| To
No Avail Slaps the Tale - A Jordan Dane Mystery |
|
To
No Avail
Slaps the Tail - Interlude One
Mike Hacker's novel, when it was finally published, would begin
with a scene describing two young trustfunders and a walk they took
one evening along a circular wooded lane. The opening scene
chronicles a disagreement between the two of them that became more
acrimonious by the page, the subject of which was the perceived
importance, or lack thereof, of them forsaking their Jewish
upbringings to become rastafarians. It isn't clear whether Hacker
based this scene on any specific familiarity with the actual facts.
What is well documented is that, on a Saturday night in August of
the year before, a walk was taken on Mangas Mesa by one Ira Gold,
one Debra Finkelstein, and one Newfoundland puppy named Rasta Pasta.
It was a walk interrupted by a vicious attack by hybrid wolves,
which everyone living in the near vicinity would hear about by the
next day, and a walk concurrent, or nearly so, with a gruesome
killing that, due to the fame or infame of the deceased's family,
many around the country would know about by the next week.
Mike Hacker was living on Mangas Mesa at the time and so an idea
that this walk and the events that followed served as impetus and/or
catalyst for his tale might be safe speculation. The book jacket
would have us believe that things transpired in exactly the manner
Hacker relates and that the facts he came privy to during his
investigation, as he covered the case for The Telluride Daily Lode,
were of such a singular nature, of such unique occurrence, that he
would have been remiss of his journalistic duties and authorial
aspirations had he not attempted to lay them before the reader in
novel form.
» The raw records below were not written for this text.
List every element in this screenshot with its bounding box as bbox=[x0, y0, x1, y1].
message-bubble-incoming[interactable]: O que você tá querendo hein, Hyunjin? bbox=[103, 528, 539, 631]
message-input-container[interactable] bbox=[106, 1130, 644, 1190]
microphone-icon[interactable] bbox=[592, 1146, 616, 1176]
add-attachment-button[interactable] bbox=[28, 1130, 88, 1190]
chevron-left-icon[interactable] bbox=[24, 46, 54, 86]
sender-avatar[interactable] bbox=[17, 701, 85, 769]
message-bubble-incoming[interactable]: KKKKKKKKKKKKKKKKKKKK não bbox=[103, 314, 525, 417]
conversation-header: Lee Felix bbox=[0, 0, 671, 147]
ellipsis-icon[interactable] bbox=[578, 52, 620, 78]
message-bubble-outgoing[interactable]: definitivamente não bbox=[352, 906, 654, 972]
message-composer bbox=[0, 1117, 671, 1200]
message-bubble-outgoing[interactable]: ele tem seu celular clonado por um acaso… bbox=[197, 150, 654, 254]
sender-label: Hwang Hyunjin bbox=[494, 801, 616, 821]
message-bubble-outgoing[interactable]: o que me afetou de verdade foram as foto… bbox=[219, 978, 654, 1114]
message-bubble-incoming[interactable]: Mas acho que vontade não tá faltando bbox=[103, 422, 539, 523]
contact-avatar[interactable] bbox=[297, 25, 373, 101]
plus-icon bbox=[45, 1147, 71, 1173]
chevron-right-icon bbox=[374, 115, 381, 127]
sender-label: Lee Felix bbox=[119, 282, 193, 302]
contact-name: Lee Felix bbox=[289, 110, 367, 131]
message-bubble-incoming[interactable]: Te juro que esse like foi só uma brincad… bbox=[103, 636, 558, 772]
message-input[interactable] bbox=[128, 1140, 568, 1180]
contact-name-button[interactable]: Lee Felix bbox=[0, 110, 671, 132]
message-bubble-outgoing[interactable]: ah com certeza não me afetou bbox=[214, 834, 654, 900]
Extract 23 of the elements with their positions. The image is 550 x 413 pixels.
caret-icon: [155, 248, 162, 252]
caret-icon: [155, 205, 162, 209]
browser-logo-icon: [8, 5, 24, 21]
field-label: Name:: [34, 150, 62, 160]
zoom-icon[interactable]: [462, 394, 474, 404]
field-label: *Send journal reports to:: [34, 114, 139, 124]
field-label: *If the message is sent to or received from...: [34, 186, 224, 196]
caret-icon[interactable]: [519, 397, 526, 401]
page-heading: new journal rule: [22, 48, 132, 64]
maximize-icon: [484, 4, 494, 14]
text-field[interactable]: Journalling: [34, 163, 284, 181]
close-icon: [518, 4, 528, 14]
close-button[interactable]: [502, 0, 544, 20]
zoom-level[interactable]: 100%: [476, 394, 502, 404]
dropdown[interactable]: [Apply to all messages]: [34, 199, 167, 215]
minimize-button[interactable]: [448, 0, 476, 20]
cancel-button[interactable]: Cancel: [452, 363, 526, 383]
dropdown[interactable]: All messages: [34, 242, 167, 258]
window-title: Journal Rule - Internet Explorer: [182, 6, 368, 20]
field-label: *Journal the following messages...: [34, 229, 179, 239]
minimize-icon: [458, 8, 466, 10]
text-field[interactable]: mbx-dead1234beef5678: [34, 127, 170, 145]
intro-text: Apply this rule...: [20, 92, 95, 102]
As to whether Hacker's word, or for that matter, book
jackets in and of themselves, are to be believed, well it's hard to
know. Several lawsuits are still to be settled on the matter
Booksellers routinely vacillate on how to classify Hacker's offering
with some filing it as true crime, others as mystery, and still more
as popular or general fiction. Nothing on the book jacket mentions a
love story. It can also be assumed that the story that Hacker
eventually ended up getting published would bear little similarity
to the one he had planned to write when he left the Midwest to live
in his aunt's cabin up in the mountains.
And regardless if one is spinning a yarn based on facts,
imagination, memory or some mixture, it is of no small import that
prospective readers be drawn into the action of the tale
immediately. In retrospect, Hacker's decision to begin with the walk
in the woods may have been as good as any.